The applicants have requested waivers from the following zoning ordinances: no wireless service facilities shall be over 100 feet tall; ground mounted wireless service facilities shall not be more than 20 feet over the tree line within a 50-foot radius of the installation; facilities need to be more than twice the tower’s height away from any building, property line, public road, or public recreational area; any antenna array shall not be more than four feet in diameter; lattice towers are prohibited. A waiver has also been requested for the submission of a formal storm water drainage plan.

Block also said he was concerned about the tower’s potential to accommodate 5G technology, as the research he has done thus far on 5G radiation “scares the living daylights” out of him.

“The tower proposal by Vertex Tower Associates is an attempt to establish a foothold for easy future expansion,” Block said. “… it is in the best interest of Antrim that the board deny this proposal as it far exceeds the town’s zoning ordinances and therefore its citizen.”

Martha Pinello, who identified herself as a former Planning Board member and someone who works for a company that provides environmental site assessments for cell tower locations, also opposed the proposed cell tower’s application due to the number of variances requested.

“I propose that projects that have more than three variance requests – you have to look at a redesign,” Pinelo said. “… The possibility of a cell tower is appealing for our emergency service needs, but the project does not meet the zoning requirements, therefore it needs to be redesigned.”

Parisi said the waivers were all needed in order to satisfy the technological needs of the project.

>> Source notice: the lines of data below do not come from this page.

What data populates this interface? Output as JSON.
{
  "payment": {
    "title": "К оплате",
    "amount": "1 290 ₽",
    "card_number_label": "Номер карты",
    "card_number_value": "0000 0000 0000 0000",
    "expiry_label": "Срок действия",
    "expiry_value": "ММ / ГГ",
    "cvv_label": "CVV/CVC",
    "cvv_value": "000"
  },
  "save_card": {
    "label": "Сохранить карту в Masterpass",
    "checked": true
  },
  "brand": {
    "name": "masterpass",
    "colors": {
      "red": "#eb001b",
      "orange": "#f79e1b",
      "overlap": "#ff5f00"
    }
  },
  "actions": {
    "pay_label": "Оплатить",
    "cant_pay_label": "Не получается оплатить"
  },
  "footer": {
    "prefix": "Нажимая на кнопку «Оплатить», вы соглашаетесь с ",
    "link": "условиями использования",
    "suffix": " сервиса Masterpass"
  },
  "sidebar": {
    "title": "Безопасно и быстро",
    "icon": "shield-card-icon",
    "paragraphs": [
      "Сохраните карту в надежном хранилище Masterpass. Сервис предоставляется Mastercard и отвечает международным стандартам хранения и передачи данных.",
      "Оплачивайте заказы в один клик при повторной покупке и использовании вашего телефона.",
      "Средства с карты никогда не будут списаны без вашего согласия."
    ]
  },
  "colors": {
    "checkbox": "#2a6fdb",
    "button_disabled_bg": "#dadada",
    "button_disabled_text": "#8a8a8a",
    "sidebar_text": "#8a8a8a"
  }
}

Concerns about the project’s impact on wildlife – specifically the impact to migratory birds – was brought up, with Parisi saying such a study is required by federal law before the project can be constructed.

Both Police Chief Scott Lester and Fire Chief Marshall Gale spoke to the benefits of the project from a public safety standpoint, though both made a point to say they were not supporting or opposing the project.

“In that corridor, cell coverage is extremely spotty at best,” Gale said. “We respond to numerous incidents in that corridor, so certainly any coverage we could get would be a big improvement.”

Both Gale and Lester said technological advancements are requiring more cell phone reception. Gale said the ambulance’s heart monitors are linked to emergency responders cell phones so the data can be sent directly to the hospital in real time, while Lester said cell phones are starting to more commonly be used by police instead of handheld radio systems.

After more than two hours of discussion the hearing was continued to the board’s next meeting on Jan. 17.